Corbec regarda les pauvres hères à travers la vitre sale du camion alors que nous les longions. Les sans-abri, les endeuillés, les affamés, les malades. Des gens efflanqués au visage hâve et aux espoirs en lambeaux. Regards vides et creux. Leur peau était uniformément blanche, leurs vêtements gris de cendre et noirs de crasse. Le monde était devenu monochrome. Corbec paraissait fasciné.
— Qu’y a-t-il ? demandai-je.
— On dirait… on dirait les vieilles photos de mes grands-parents et de ma famille, répondit-il avec une sincérité désarmante, d’une voix lourde de tristesse. Nous avions cette grosse poutre de bois de nal au-dessus de la cheminée de la cuisine, chez nous, à County Pryze. Ma m’man y mettait ses photos, dans de petits cadres. Des oncles, des tantes, des cousins éloignés, des mariages, des baptêmes. J’avais toujours pensé que ces gens avaient l’air guindés et bizarres ; sans âme, vous voyez ? Des visages noir et blanc, comme ceux-là.
Ses paroles étaient tristes, et me surprenaient de la part d’un guerrier aussi fruste. Lady Chass m’avait demandé de capturer l’esprit des Tanith et là, sans m’y attendre et sans avoir à chercher, j’en avais eu un aperçu.
— Parfois, ajouta Corbec en s’éclaircissant la gorge, et c’est le cas en ce moment, je me dis que j’aurais dû fourrer quelques-unes de ces photos dans ma besace le jour où je suis parti aux Champs de la Fondation. Je les chérirais, même si c’étaient des parents que j’avais à peine rencontrés, ou même jamais. Des gens sur la vie desquels je ne savais rien. Mais maintenant, si seulement je les avais encore, ça ferait comme une ligne de vie qui me rattacherait à Tanith.
— Où est Tanith ? fis-je l’erreur de demander.

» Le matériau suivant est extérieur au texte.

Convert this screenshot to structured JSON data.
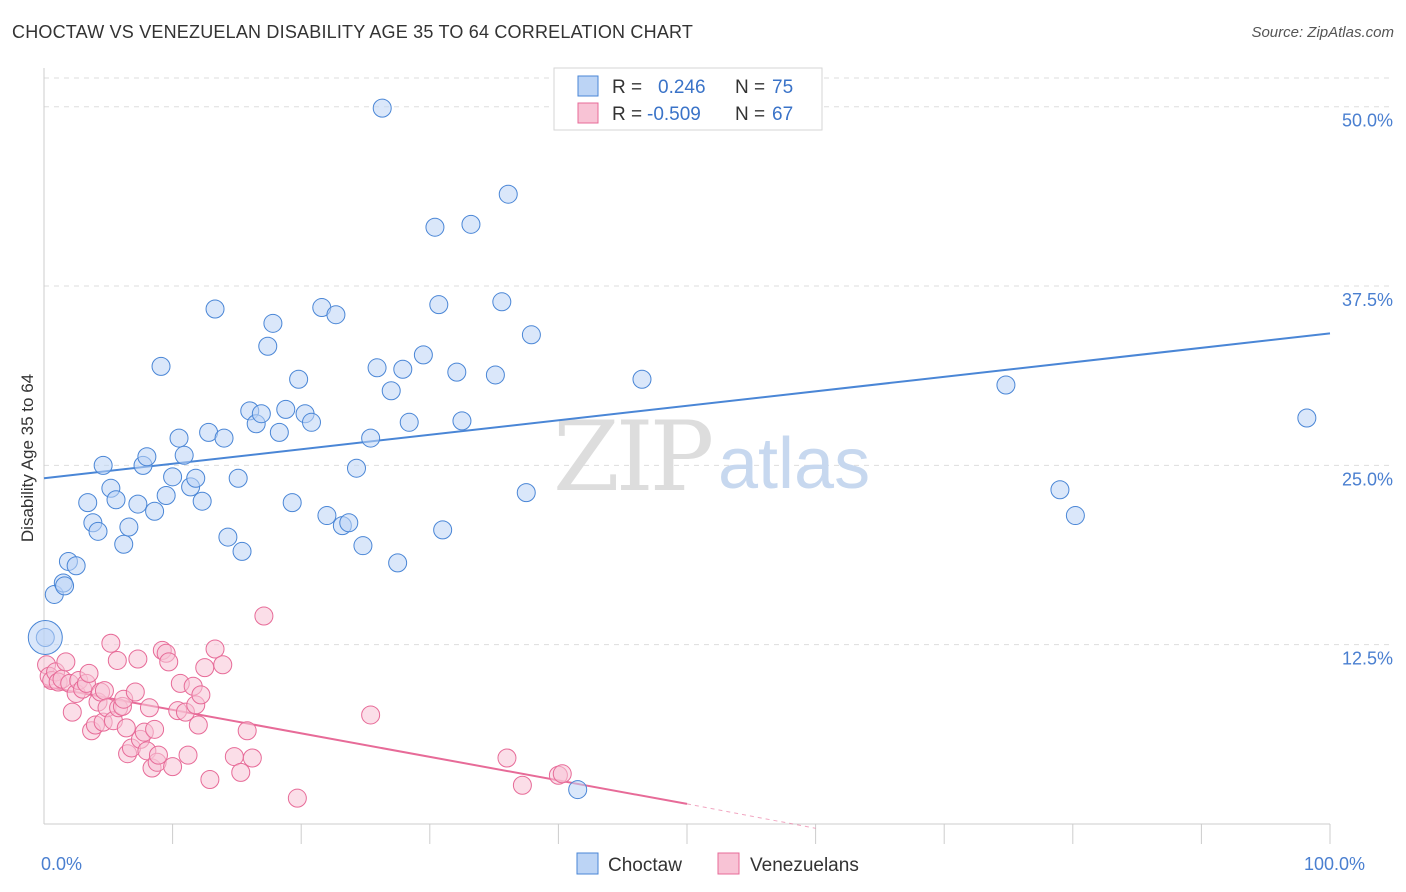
{
  "title": "CHOCTAW VS VENEZUELAN DISABILITY AGE 35 TO 64 CORRELATION CHART",
  "source": "Source: ZipAtlas.com",
  "watermark": {
    "zip": "ZIP",
    "atlas": "atlas"
  },
  "colors": {
    "choctaw": "#4a86d6",
    "choctaw_fill": "#bcd4f5",
    "venezuelans": "#e76b98",
    "venezuelans_fill": "#f8c3d5",
    "grid": "#dddddd",
    "tick": "#4a7fd0"
  },
  "legend_top": {
    "rows": [
      {
        "r_label": "R =",
        "r_value": "0.246",
        "n_label": "N =",
        "n_value": "75"
      },
      {
        "r_label": "R =",
        "r_value": "-0.509",
        "n_label": "N =",
        "n_value": "67"
      }
    ]
  },
  "legend_bottom": [
    "Choctaw",
    "Venezuelans"
  ],
  "chart_data": {
    "type": "scatter",
    "ylabel": "Disability Age 35 to 64",
    "xlim": [
      0,
      100
    ],
    "ylim": [
      0,
      52
    ],
    "y_ticks": [
      {
        "value": 12.5,
        "label": "12.5%"
      },
      {
        "value": 25,
        "label": "25.0%"
      },
      {
        "value": 37.5,
        "label": "37.5%"
      },
      {
        "value": 50,
        "label": "50.0%"
      }
    ],
    "x_tick_labels": [
      {
        "value": 0,
        "label": "0.0%"
      },
      {
        "value": 100,
        "label": "100.0%"
      }
    ],
    "x_minor_ticks": [
      10,
      20,
      30,
      40,
      50,
      60,
      70,
      80,
      90,
      100
    ],
    "grid": true,
    "legend_position": "top-center",
    "series": [
      {
        "name": "Choctaw",
        "points": [
          [
            0.1,
            13.0
          ],
          [
            0.8,
            16.0
          ],
          [
            1.5,
            16.8
          ],
          [
            1.9,
            18.3
          ],
          [
            2.5,
            18.0
          ],
          [
            1.6,
            16.6
          ],
          [
            3.4,
            22.4
          ],
          [
            3.8,
            21.0
          ],
          [
            4.2,
            20.4
          ],
          [
            4.6,
            25.0
          ],
          [
            5.2,
            23.4
          ],
          [
            5.6,
            22.6
          ],
          [
            6.2,
            19.5
          ],
          [
            6.6,
            20.7
          ],
          [
            7.3,
            22.3
          ],
          [
            7.7,
            25.0
          ],
          [
            8.0,
            25.6
          ],
          [
            8.6,
            21.8
          ],
          [
            9.1,
            31.9
          ],
          [
            9.5,
            22.9
          ],
          [
            10.0,
            24.2
          ],
          [
            10.5,
            26.9
          ],
          [
            10.9,
            25.7
          ],
          [
            11.4,
            23.5
          ],
          [
            11.8,
            24.1
          ],
          [
            12.3,
            22.5
          ],
          [
            12.8,
            27.3
          ],
          [
            13.3,
            35.9
          ],
          [
            14.0,
            26.9
          ],
          [
            14.3,
            20.0
          ],
          [
            15.1,
            24.1
          ],
          [
            15.4,
            19.0
          ],
          [
            16.0,
            28.8
          ],
          [
            16.5,
            27.9
          ],
          [
            16.9,
            28.6
          ],
          [
            17.4,
            33.3
          ],
          [
            17.8,
            34.9
          ],
          [
            18.3,
            27.3
          ],
          [
            18.8,
            28.9
          ],
          [
            19.3,
            22.4
          ],
          [
            19.8,
            31.0
          ],
          [
            20.3,
            28.6
          ],
          [
            20.8,
            28.0
          ],
          [
            21.6,
            36.0
          ],
          [
            22.0,
            21.5
          ],
          [
            22.7,
            35.5
          ],
          [
            23.2,
            20.8
          ],
          [
            23.7,
            21.0
          ],
          [
            24.3,
            24.8
          ],
          [
            24.8,
            19.4
          ],
          [
            25.4,
            26.9
          ],
          [
            25.9,
            31.8
          ],
          [
            27.0,
            30.2
          ],
          [
            27.5,
            18.2
          ],
          [
            27.9,
            31.7
          ],
          [
            28.4,
            28.0
          ],
          [
            29.5,
            32.7
          ],
          [
            30.4,
            41.6
          ],
          [
            30.7,
            36.2
          ],
          [
            31.0,
            20.5
          ],
          [
            32.1,
            31.5
          ],
          [
            32.5,
            28.1
          ],
          [
            33.2,
            41.8
          ],
          [
            35.1,
            31.3
          ],
          [
            35.6,
            36.4
          ],
          [
            36.1,
            43.9
          ],
          [
            37.5,
            23.1
          ],
          [
            37.9,
            34.1
          ],
          [
            41.5,
            2.4
          ],
          [
            46.5,
            31.0
          ],
          [
            74.8,
            30.6
          ],
          [
            79.0,
            23.3
          ],
          [
            80.2,
            21.5
          ],
          [
            98.2,
            28.3
          ],
          [
            26.3,
            49.9
          ]
        ],
        "trend": {
          "x": [
            0,
            100
          ],
          "y": [
            24.1,
            34.2
          ]
        }
      },
      {
        "name": "Venezuelans",
        "points": [
          [
            0.2,
            11.1
          ],
          [
            0.4,
            10.3
          ],
          [
            0.6,
            10.0
          ],
          [
            0.9,
            10.6
          ],
          [
            1.1,
            9.9
          ],
          [
            1.4,
            10.1
          ],
          [
            1.7,
            11.3
          ],
          [
            2.0,
            9.8
          ],
          [
            2.2,
            7.8
          ],
          [
            2.5,
            9.1
          ],
          [
            2.7,
            10.0
          ],
          [
            3.0,
            9.4
          ],
          [
            3.3,
            9.8
          ],
          [
            3.5,
            10.5
          ],
          [
            3.7,
            6.5
          ],
          [
            4.0,
            6.9
          ],
          [
            4.2,
            8.5
          ],
          [
            4.4,
            9.2
          ],
          [
            4.6,
            7.1
          ],
          [
            4.7,
            9.3
          ],
          [
            4.9,
            8.1
          ],
          [
            5.2,
            12.6
          ],
          [
            5.4,
            7.2
          ],
          [
            5.7,
            11.4
          ],
          [
            5.8,
            8.1
          ],
          [
            6.1,
            8.2
          ],
          [
            6.2,
            8.7
          ],
          [
            6.4,
            6.7
          ],
          [
            6.5,
            4.9
          ],
          [
            6.8,
            5.3
          ],
          [
            7.1,
            9.2
          ],
          [
            7.3,
            11.5
          ],
          [
            7.5,
            5.9
          ],
          [
            7.8,
            6.4
          ],
          [
            8.0,
            5.1
          ],
          [
            8.2,
            8.1
          ],
          [
            8.4,
            3.9
          ],
          [
            8.6,
            6.6
          ],
          [
            8.8,
            4.3
          ],
          [
            8.9,
            4.8
          ],
          [
            9.2,
            12.1
          ],
          [
            9.5,
            11.9
          ],
          [
            9.7,
            11.3
          ],
          [
            10.4,
            7.9
          ],
          [
            10.6,
            9.8
          ],
          [
            11.0,
            7.8
          ],
          [
            11.2,
            4.8
          ],
          [
            11.6,
            9.6
          ],
          [
            11.8,
            8.3
          ],
          [
            12.0,
            6.9
          ],
          [
            12.2,
            9.0
          ],
          [
            12.5,
            10.9
          ],
          [
            12.9,
            3.1
          ],
          [
            13.3,
            12.2
          ],
          [
            13.9,
            11.1
          ],
          [
            14.8,
            4.7
          ],
          [
            15.3,
            3.6
          ],
          [
            15.8,
            6.5
          ],
          [
            16.2,
            4.6
          ],
          [
            17.1,
            14.5
          ],
          [
            19.7,
            1.8
          ],
          [
            25.4,
            7.6
          ],
          [
            36.0,
            4.6
          ],
          [
            37.2,
            2.7
          ],
          [
            40.0,
            3.4
          ],
          [
            40.3,
            3.5
          ],
          [
            10.0,
            4.0
          ]
        ],
        "trend": {
          "x": [
            0,
            50
          ],
          "y": [
            9.6,
            1.4
          ]
        },
        "trend_dashed": {
          "x": [
            50,
            60
          ],
          "y": [
            1.4,
            -0.3
          ]
        }
      }
    ]
  }
}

— Nulle part, monsieur l’artiste, fit Corbec, soudainement tiré de sa mélancolie. Partie et envolée ; on est tout ce qu’il en reste. C’est ce qui fait de nous des fantômes, vous comprenez?
La longue file de visages misérables continuait de défiler derrière les vitres du camion.
— Juste pour être sûr… on a gagné, là, chef ? demanda le sergent Varl avec dédain.
Varl conduisait, une barrette de lho de contrebande mollement fichée entre les lèvres. La fumée entêtante emplissait la cabine et me piquait les yeux, mais Corbec n’avait pas l’air de s’offusquer de cette infraction au règlement.
— Ouais, on a gagné. Contemplez, et émerveillez-vous. Voilà à quoi ressemble la victoire.